The result has been an increase in violent crime, drug use, prostitution, used needles and discarded condoms.

“It’s become a drug-buying destination for the region, there are old blankets and sleeping bags and refuse everywhere and people are increasingly using the area as a toilet,” Mr. Randall said.

Similar problems occurred outside the former AIDS Vancouver Island needle exchange on Cormorant Street, less than three blocks from Our Place, Mr. Randall said.

The City is supposed to announce some sort of new initiative soon.

One thing no-one ever mentions is the welfare of the Our Place residents. Don’t they deserve a home where the front door is free from drug pushers? Do the most vulnerable members of our society have to push their way through a gauntlet of drugs just to get home?

August 28, 2010 at 12:04 am 2 comments

Advocate: economy-size discounted mouthwash can kill

A version of this story appears on VibrantVictoria.
By Robert Randall

A local advocate working with Victoria’s Downtown street community is upset at a local retailer’s potentially fatal promotion.

Margaret O’Donnell, Executive Director of The Oasis Society for the Spiritual Health of Victoria says that prominently displayed sale-priced mouthwash at the new Saanich WalMart is proving to be too tempting for local hard-core alcoholics.

O’Donnell contacted Uptown’s WalMart manager to let him know that two homeless individuals cashed their government cheque and walked to the box store’s pharmacy last Tuesday afternoon and bought four $4.95 bottles of Listerine mouthwash. The two walked back into town and proceeded to ingest all four bottles over the course of the rest of the afternoon.
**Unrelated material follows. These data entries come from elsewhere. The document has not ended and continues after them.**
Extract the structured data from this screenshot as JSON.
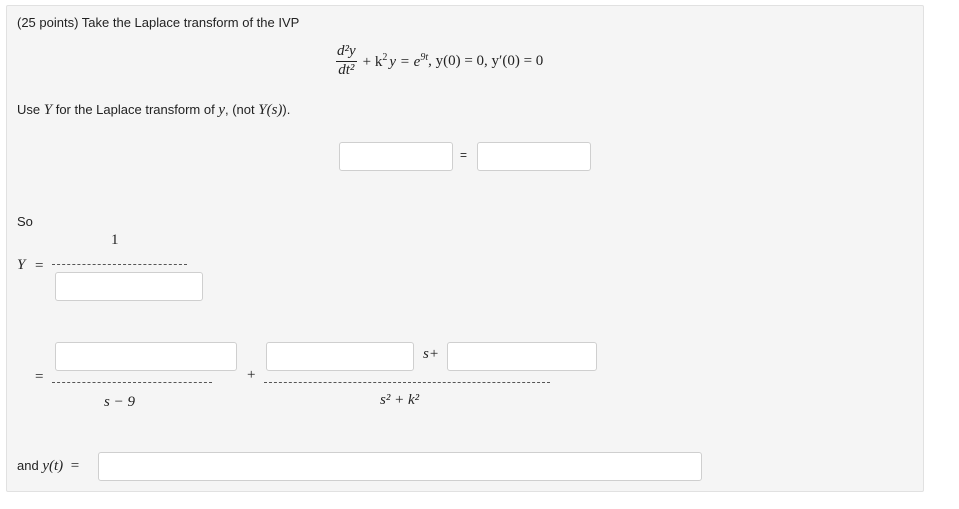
{
  "question": {
    "intro": "(25 points) Take the Laplace transform of the IVP",
    "equation": {
      "numerator": "d²y",
      "denominator": "dt²",
      "rest_a": "+ k",
      "rest_a_sup": "2",
      "rest_b": "y = e",
      "rest_b_sup": "9t",
      "rest_c": ", y(0) = 0, y′(0) = 0"
    },
    "instruction_prefix": "Use",
    "instruction_Y": "Y",
    "instruction_mid": "for the Laplace transform of",
    "instruction_y": "y",
    "instruction_not": ", (not",
    "instruction_Ys": "Y(s)",
    "instruction_end": ")."
  },
  "transform_row": {
    "equals_label": "=",
    "left_value": "",
    "right_value": ""
  },
  "so_section": {
    "so_label": "So",
    "Y_label": "Y",
    "equals": "=",
    "numerator_one": "1",
    "denominator_value": ""
  },
  "partial_fractions": {
    "equals": "=",
    "first_numerator_value": "",
    "first_denominator": "s − 9",
    "plus": "+",
    "second_numerator_value_a": "",
    "s_plus_label": "s+",
    "second_numerator_value_b": "",
    "second_denominator": "s² + k²"
  },
  "answer": {
    "prefix": "and",
    "y_of_t": "y(t)",
    "equals": "=",
    "value": ""
  },
  "colors": {
    "panel_bg": "#f5f5f5",
    "panel_border": "#e1e1e1",
    "input_border": "#cfcfcf"
  }
}
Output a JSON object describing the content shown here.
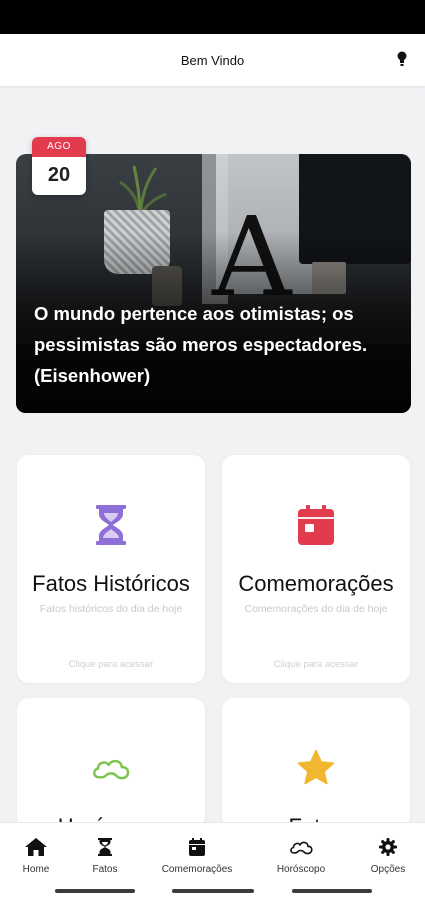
{
  "header": {
    "title": "Bem Vindo",
    "icon": "lightbulb-icon"
  },
  "hero": {
    "date": {
      "month": "AGO",
      "day": "20"
    },
    "quote": "O mundo pertence aos otimistas; os pessimistas são meros espectadores. (Eisenhower)",
    "image_letter": "A"
  },
  "cards": [
    {
      "title": "Fatos Históricos",
      "subtitle": "Fatos históricos do dia de hoje",
      "cta": "Clique para acessar",
      "icon": "hourglass-icon",
      "icon_color": "#8e6fd8"
    },
    {
      "title": "Comemorações",
      "subtitle": "Comemorações do dia de hoje",
      "cta": "Clique para acessar",
      "icon": "calendar-icon",
      "icon_color": "#e23b4e"
    },
    {
      "title": "Horóscopo",
      "icon": "cloud-horoscope-icon",
      "icon_color": "#7cc44a"
    },
    {
      "title": "Fatos",
      "icon": "star-icon",
      "icon_color": "#f2b731"
    }
  ],
  "bottom_nav": [
    {
      "label": "Home",
      "icon": "home-icon"
    },
    {
      "label": "Fatos",
      "icon": "hourglass-icon"
    },
    {
      "label": "Comemorações",
      "icon": "calendar-icon"
    },
    {
      "label": "Horóscopo",
      "icon": "cloud-icon"
    },
    {
      "label": "Opções",
      "icon": "gear-icon"
    }
  ],
  "colors": {
    "accent_red": "#e23b4e",
    "purple": "#8e6fd8",
    "green": "#7cc44a",
    "yellow": "#f2b731",
    "background": "#f2f2f5"
  }
}
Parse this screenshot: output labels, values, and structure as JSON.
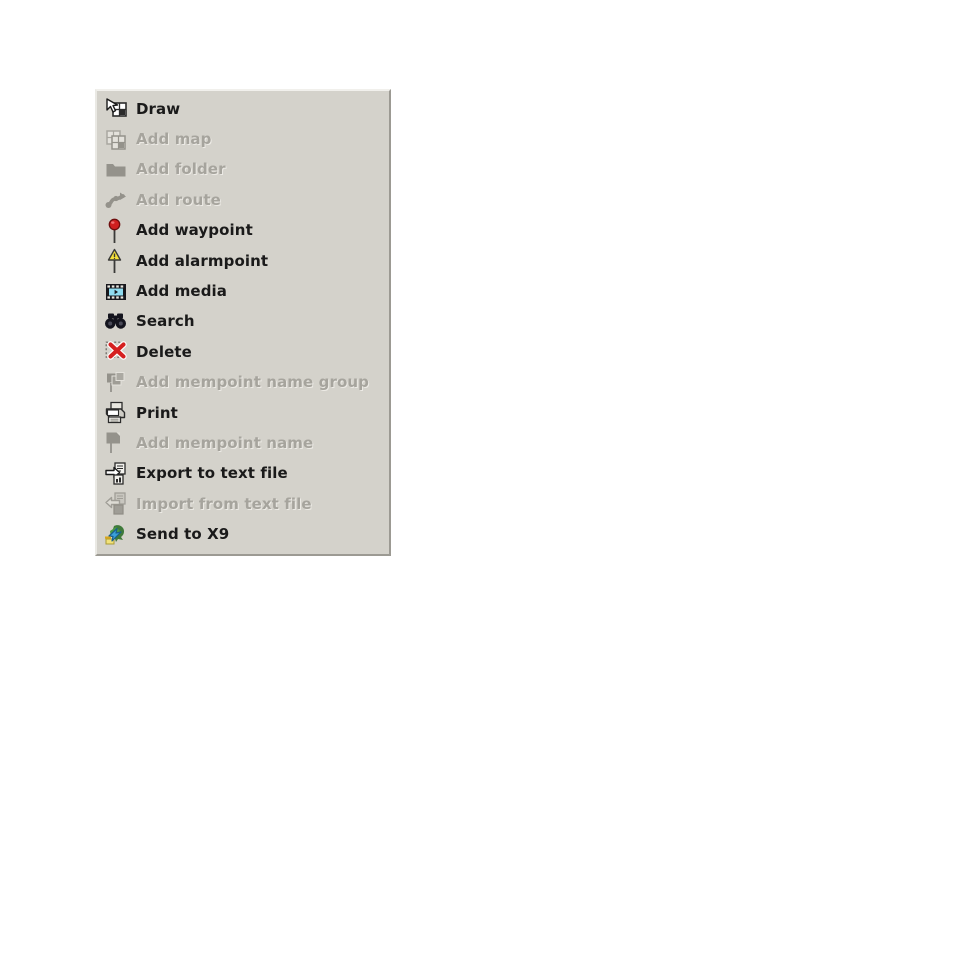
{
  "panel": {
    "name": "context-menu-toolbar",
    "background_color": "#d4d2cb",
    "border_light": "#f1f0ec",
    "border_dark": "#9c9a93",
    "enabled_text_color": "#1a1a1a",
    "disabled_text_color": "#a6a49d"
  },
  "menu": {
    "items": [
      {
        "label": "Draw",
        "icon": "draw-icon",
        "enabled": true
      },
      {
        "label": "Add map",
        "icon": "add-map-icon",
        "enabled": false
      },
      {
        "label": "Add folder",
        "icon": "add-folder-icon",
        "enabled": false
      },
      {
        "label": "Add route",
        "icon": "add-route-icon",
        "enabled": false
      },
      {
        "label": "Add waypoint",
        "icon": "add-waypoint-icon",
        "enabled": true
      },
      {
        "label": "Add alarmpoint",
        "icon": "add-alarmpoint-icon",
        "enabled": true
      },
      {
        "label": "Add media",
        "icon": "add-media-icon",
        "enabled": true
      },
      {
        "label": "Search",
        "icon": "search-binoculars-icon",
        "enabled": true
      },
      {
        "label": "Delete",
        "icon": "delete-icon",
        "enabled": true
      },
      {
        "label": "Add mempoint name group",
        "icon": "add-mempoint-name-group-icon",
        "enabled": false
      },
      {
        "label": "Print",
        "icon": "print-icon",
        "enabled": true
      },
      {
        "label": "Add mempoint name",
        "icon": "add-mempoint-name-icon",
        "enabled": false
      },
      {
        "label": "Export to text file",
        "icon": "export-to-text-file-icon",
        "enabled": true
      },
      {
        "label": "Import from text file",
        "icon": "import-from-text-file-icon",
        "enabled": false
      },
      {
        "label": "Send to X9",
        "icon": "send-to-x9-icon",
        "enabled": true
      }
    ]
  }
}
By 7:00 p.m. they were rushed to hospital with alcohol poisoning.

One litre bottles of Listerine on display near the entrance of the Uptown WalMart. The $5.79 price displayed this week is well below the regular price offered at many Downtown pharmacies. Photo by Robert Randall ©

O’Donnell says that mouthwashes, which can contain up to 27 percent alcohol, should be stocked behind the pharmacy counter and should only be dispensed upon request and at the pharmacist’s discretion.

O’Donnell is also concerned about the easy availability of one-litre jugs of 99 percent isopropyl alcohol on sale for less than five dollars, noting that while restricting the sale large bottles of non-beverage alcohol will not stop binge drinking, it may reduce instances of its abuse.

Many Victoria-area alcoholics are banned from Downtown pharmacies for reasons related to alcohol abuse. Pharmacy policies regarding mouthwash vary although most have their mouthwash stocked over the counter. Downtown’s View Street Pharmacy offers one-litre bottles of Listerine on store shelves at $8.95.

Recent research has shown that British Columbia’s per capita alcohol consumption is rising at a faster rate than in the rest of Canada. The BC Coalition for Action on Alcohol Reform says the annual cost of alcohol abuse in BC is $2.2 billion, or $536 per person. Many harm reduction experts favour “wet shelters” as a way of stabilizing hard-core alcoholics who are unable to quit drinking. Residents living in a wet shelter are given small servings of alcohol on a regular basis by health professionals. This greatly reduces incidences of excessive drinking and allows alcoholics to live healthier, more productive lives.